OOICI

This page is a special part of the EPU documentation, geared towards the administrators of the OOICI system, the most complicated launch plan we have to date.

This page assumes you have read the EPU overview page.

This page assumes you have also followed the dependency and installation guides.

Warning

This discusses one use of cloudinit.d for OOICI. We use it in a particular pattern with particular tools (for example, Chef, which is not required). If you want to do things differently, there is usually a way to make it happen.

Versions

No matter what the installation instructions say to install, this page assumes you have the following versions of the launch software installed:

  • cloudinit.d release: 1.0
  • epumgmt git tag: previewR1

Launch plan

Retrieve the OOICI launch plan:

$ git clone https://github.com/ooici/launch-plans.git
$ cd launch-plans/R1/r1c3

There is no git tag to use yet.

There are a few different launch plans in this repository but the one of interest is in R1/r1c3/. The plan is organized into a directory per level (00 - 11) plus an optional test level. There are two plan entry points: integration.conf and production.conf.

While cloudinit.d can launch many VMs, in this plan it only launches one and starts many services on it. These services in turn are used to boot further VMs.

Levels

Each level has a directory under R1/r1c3/ including its level .conf file and other boot config files and scripts. To understand each level, start with the conf and see how each other file is referenced and used.

Level 1
base node launch and Cassandra keyspace creation for EPU
Level 2
Cassandra keyspace creation for ioncore
Level 3
EPU Provisioner service installed and started on basenode, in /home/cc
Levels 4-11
EPU Controller installed and started on basenode, in /home/epu*. Each EPU Controller starts one or more worker VMs and waits for them to be ready before the level is completed.
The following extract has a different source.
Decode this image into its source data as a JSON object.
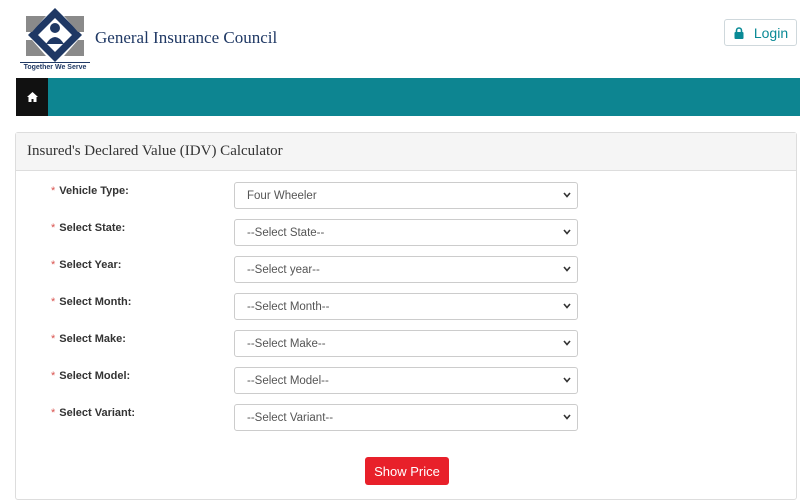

Note the lv*ready.py ready script in each level’s directory.
Test Level (test/)
This level is included in the integration plan only. It is run after level 11 and executes a series of integration test suites, to validate the running system.

Deployment Diagram

The full deployment of levels 1-10 and any pre-existing services can be seen together in the following diagram (click the image to see a larger version):

_images/R1-deployment-thumb.png

Environment

Before running the launch command, a number of environment variables are required for this launch plan.

All of these values could be part of the launch plan itself, but environment variables were chosen to make changing them faster or in the cases where the value is sensitive information like a password.

Making the environment variable definitions part of your virtualenv environment is a good way to always have them at the ready for a system launch.

Credentials for Provisioner: Nimbus IaaS and Context Broker

export CTXBROKER_KEY=`cat ~/.secrets/CTXBROKER_KEY`
export CTXBROKER_SECRET=`cat ~/.secrets/CTXBROKER_SECRET`
export NIMBUS_KEY=`cat ~/.secrets/NIMBUS_KEY`
export NIMBUS_SECRET=`cat ~/.secrets/NIMBUS_SECRET`

These are the credentials that the provisioner will use to launch worker VMs.

The context broker and IaaS credentials may or may not be different. For OOICI they are usually the same credentials. These are the key/secret pairs provided for the REST-style interfaces, not the X509 credentials. The same key/secret is used with Cumulus.

Credentials for cloudinit.d: Nimbus IaaS

export CLOUDINITD_IAAS_ACCESS_KEY="$NIMBUS_KEY"
export CLOUDINITD_IAAS_SECRET_KEY="$NIMBUS_SECRET"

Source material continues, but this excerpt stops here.